Statistical Consulting Centre, University of Melbourne, Parkville, Australia.
PLoS One. 2019 Apr 5;14(4):e0214671. doi: 10.1371/journal.pone.0214671. eCollection 2019.
Preeclampsia (PE) is a leading cause of maternal and perinatal morbidity and mortality worldwide. Although predictive multiparametric screening is being developed, it is not applicable to nulliparous women, and is not applied to low-risk women. As PE is considered a heterogenous disorder, it is unlikely that any single multiparametric screening protocol containing a small group of biomarkers could have the required accuracy to predict all PE subgroups. Given the etiology of PE is complex and not fully understood, it begs the question, whether the search for biomarkers based on the predominant view of impaired placentation involving factors predominately implicated in angiogenesis and inflammation, has been too limiting. Here we highlight the enormous potential of state-of-the-art, high-throughput proteomics, to provide a comprehensive and unbiased approach to biomarker identification.

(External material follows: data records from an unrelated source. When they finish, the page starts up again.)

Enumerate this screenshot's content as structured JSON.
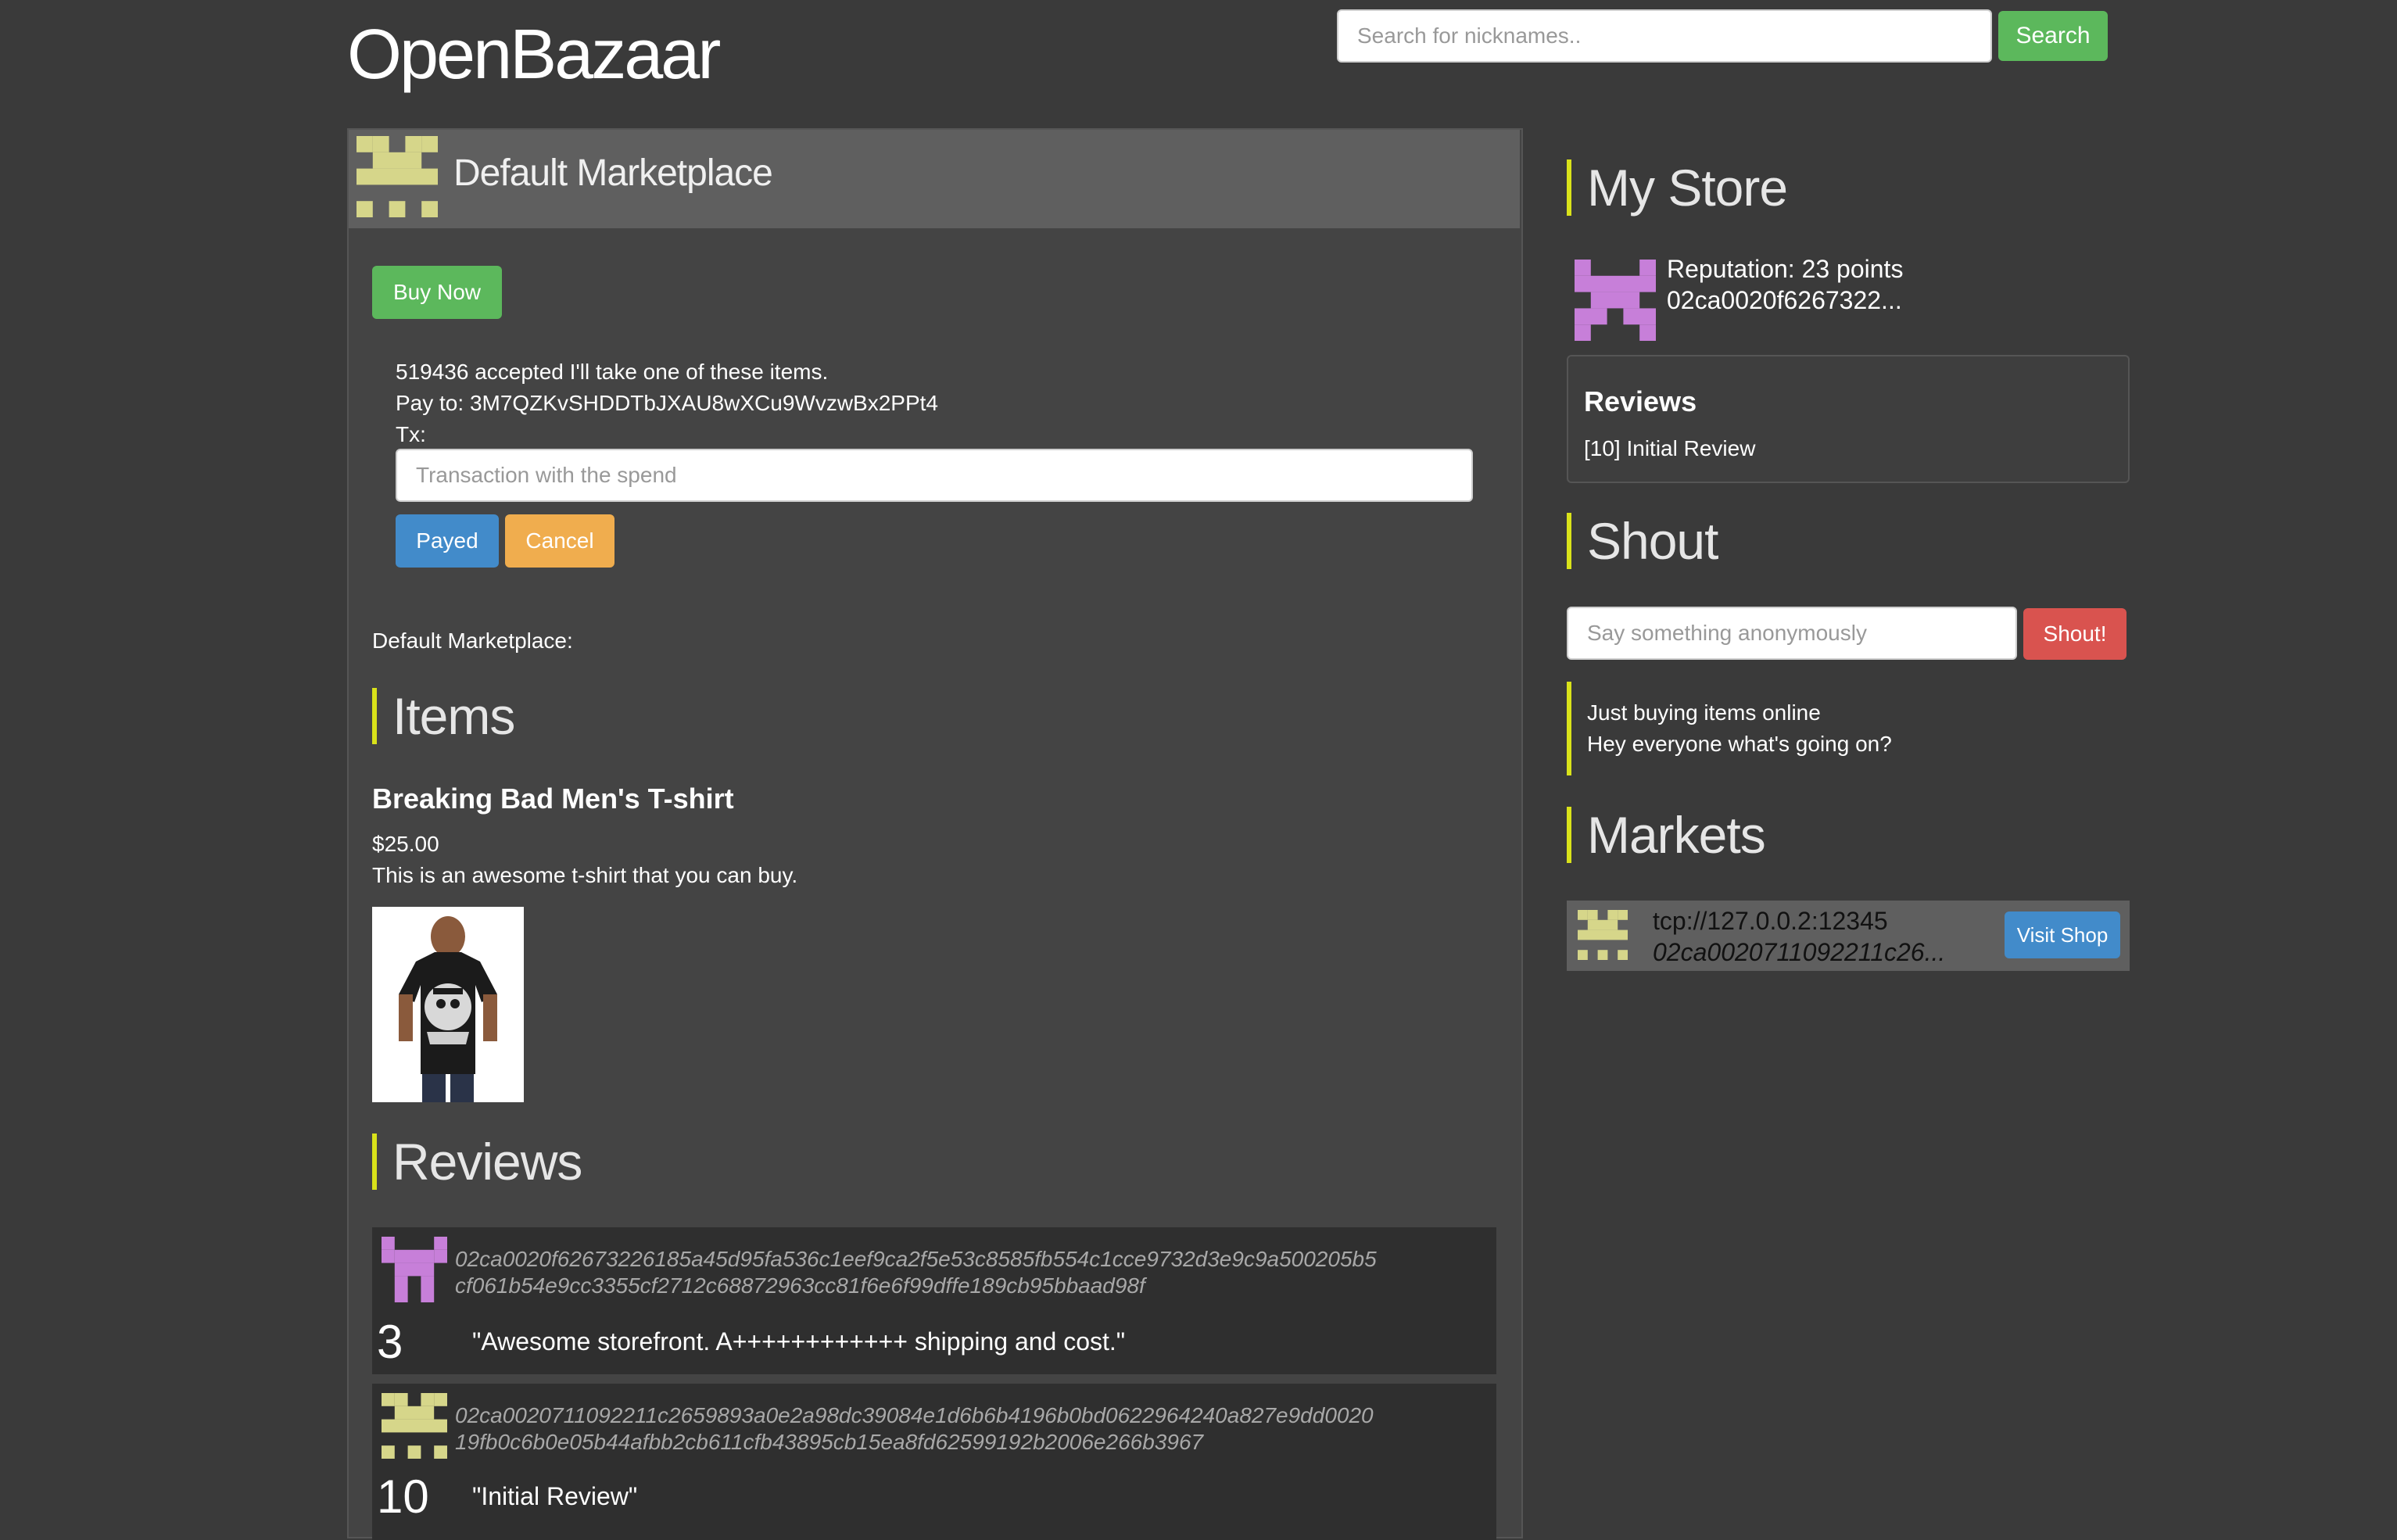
{
  "header": {
    "logo": "OpenBazaar",
    "search_placeholder": "Search for nicknames..",
    "search_button": "Search"
  },
  "market": {
    "title": "Default Marketplace",
    "buy_button": "Buy Now",
    "order_message": "519436 accepted I'll take one of these items.",
    "pay_to": "Pay to: 3M7QZKvSHDDTbJXAU8wXCu9WvzwBx2PPt4",
    "tx_label": "Tx:",
    "tx_placeholder": "Transaction with the spend",
    "payed_button": "Payed",
    "cancel_button": "Cancel",
    "marketplace_label": "Default Marketplace:",
    "items_heading": "Items",
    "item": {
      "name": "Breaking Bad Men's T-shirt",
      "price": "$25.00",
      "description": "This is an awesome t-shirt that you can buy."
    },
    "reviews_heading": "Reviews",
    "reviews": [
      {
        "hash_line1": "02ca0020f62673226185a45d95fa536c1eef9ca2f5e53c8585fb554c1cce9732d3e9c9a500205b5",
        "hash_line2": "cf061b54e9cc3355cf2712c68872963cc81f6e6f99dffe189cb95bbaad98f",
        "rating": "3",
        "text": "\"Awesome storefront. A++++++++++++ shipping and cost.\"",
        "icon_color": "#c77fd9"
      },
      {
        "hash_line1": "02ca0020711092211c2659893a0e2a98dc39084e1d6b6b4196b0bd0622964240a827e9dd0020",
        "hash_line2": "19fb0c6b0e05b44afbb2cb611cfb43895cb15ea8fd62599192b2006e266b3967",
        "rating": "10",
        "text": "\"Initial Review\"",
        "icon_color": "#d6d68a"
      }
    ]
  },
  "sidebar": {
    "my_store_heading": "My Store",
    "reputation": "Reputation: 23 points",
    "store_id": "02ca0020f6267322...",
    "reviews_title": "Reviews",
    "reviews_entry": "[10] Initial Review",
    "shout_heading": "Shout",
    "shout_placeholder": "Say something anonymously",
    "shout_button": "Shout!",
    "shouts": [
      "Just buying items online",
      "Hey everyone what's going on?"
    ],
    "markets_heading": "Markets",
    "market_entry": {
      "address": "tcp://127.0.0.2:12345",
      "id": "02ca0020711092211c26...",
      "visit_button": "Visit Shop"
    }
  },
  "colors": {
    "accent_bar": "#d9e21a",
    "success": "#5cb85c",
    "primary": "#428bca",
    "warning": "#f0ad4e",
    "danger": "#d9534f",
    "identicon_yellow": "#d6d68a",
    "identicon_purple": "#c77fd9"
  }
}
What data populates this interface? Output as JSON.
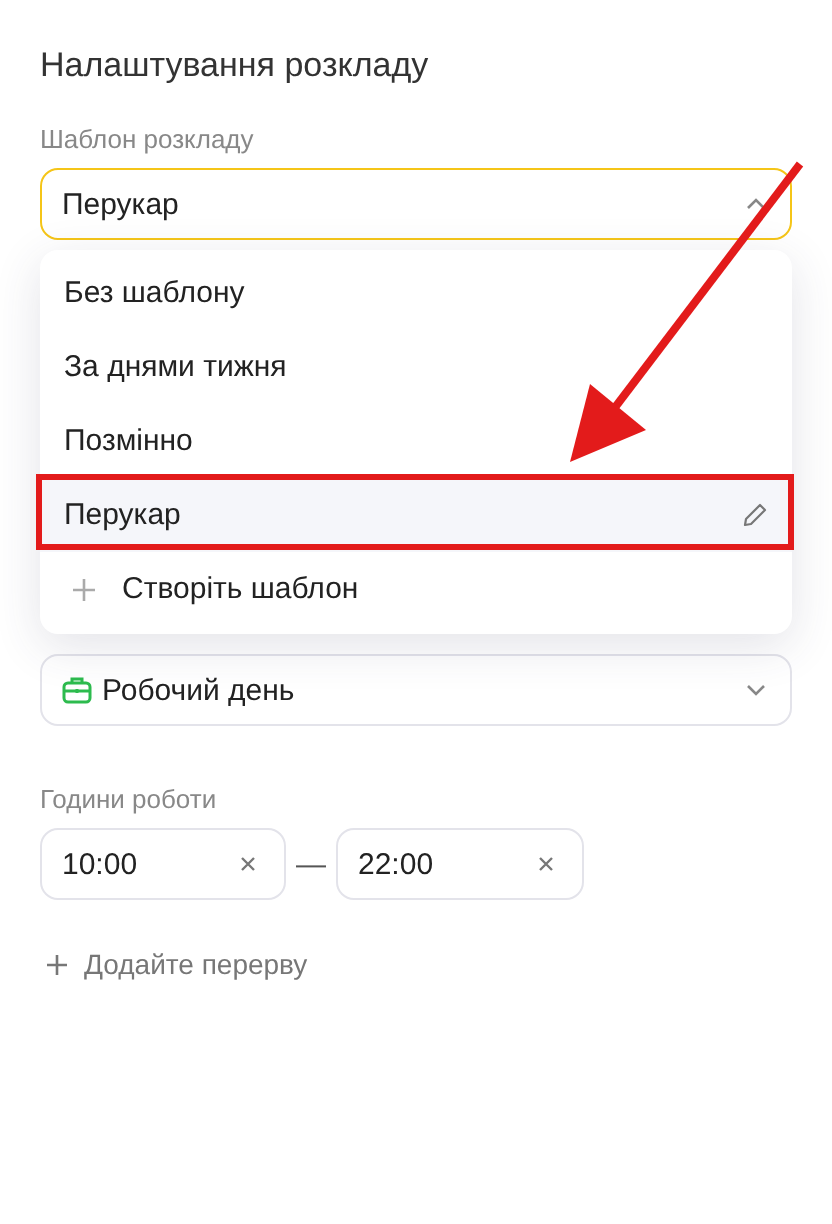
{
  "title": "Налаштування розкладу",
  "template_field": {
    "label": "Шаблон розкладу",
    "value": "Перукар",
    "expanded": true,
    "options": [
      {
        "kind": "option",
        "label": "Без шаблону",
        "selected": false,
        "editable": false
      },
      {
        "kind": "option",
        "label": "За днями тижня",
        "selected": false,
        "editable": false
      },
      {
        "kind": "option",
        "label": "Позмінно",
        "selected": false,
        "editable": false
      },
      {
        "kind": "option",
        "label": "Перукар",
        "selected": true,
        "editable": true
      },
      {
        "kind": "create",
        "label": "Створіть шаблон",
        "selected": false,
        "editable": false
      }
    ]
  },
  "schedule_type_field": {
    "value": "Робочий день",
    "expanded": false
  },
  "hours": {
    "label": "Години роботи",
    "from": "10:00",
    "to": "22:00",
    "separator": "—"
  },
  "add_break": "Додайте перерву"
}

Our literature search identified 1336 articles; after review, 45 studies with proteomic data from PE women that were eligible for inclusion. From 710 proteins with altered abundance, we identified 13 common circulating proteins, some of which had not been previously considered as prospective biomarkers of PE. An additional search of the literature for original publications testing any of the 13 common proteins using non-proteomic techniques was also undertaken. Strikingly, 9 of these common proteins had been independently evaluated in PE studies as potential biomarkers.
This study highlights the potential of using high-throughput data sets, which are comprehensive and without bias, to identify a profile of proteins that may improve predictions of PE and understanding of its etiology. We bring to the attention of the medical and research communities that the strengths and advantages of using data from high-throughput studies for biomarker discovery would be increased dramatically, if first and second trimester samples were collected for proteomics, and if standardized guidelines for patient reporting and data collection were implemented.
子痫前期 (PE) 是全球孕产妇和围产期发病率和死亡率的主要原因。尽管正在开发预测性多参数筛查方法,但它不适用于初产妇,也不适用于低危妇女。由于 PE 被认为是一种异质性疾病,因此不太可能有任何包含少数生物标志物的单一多参数筛查方案具有预测所有 PE 亚组所需的准确性。鉴于 PE 的病因复杂且尚未完全了解,人们不禁要问,基于涉及主要与血管生成和炎症相关因素的受损胎盘的主要观点来寻找生物标志物,是否过于局限。在这里,我们强调了最先进的高通量蛋白质组学的巨大潜力,它为生物标志物的识别提供了一种全面而无偏倚的方法。
我们的文献检索确定了 1336 篇文章;经过审查,有 45 项研究符合纳入条件,这些研究有来自 PE 女性的蛋白质组学数据。在改变丰度的 710 种蛋白质中,我们确定了 13 种常见的循环蛋白,其中一些以前并未被认为是 PE 的前瞻性生物标志物。还对使用非蛋白质组学技术测试这 13 种常见蛋白中任何一种的原始出版物进行了文献检索。令人惊讶的是,其中 9 种常见蛋白已在 PE 研究中作为潜在的生物标志物进行了独立评估。
这项研究强调了使用高通量数据集的潜力,这些数据集全面且无偏倚,可以识别出可能改善 PE 预测和了解其病因的蛋白质谱。我们提请医学界和研究界注意,如果首先在第一和第二孕期采集蛋白质组学样本,并实施患者报告和数据收集的标准化指南,那么使用高通量研究数据进行生物标志物发现的优势和优势将大大增加。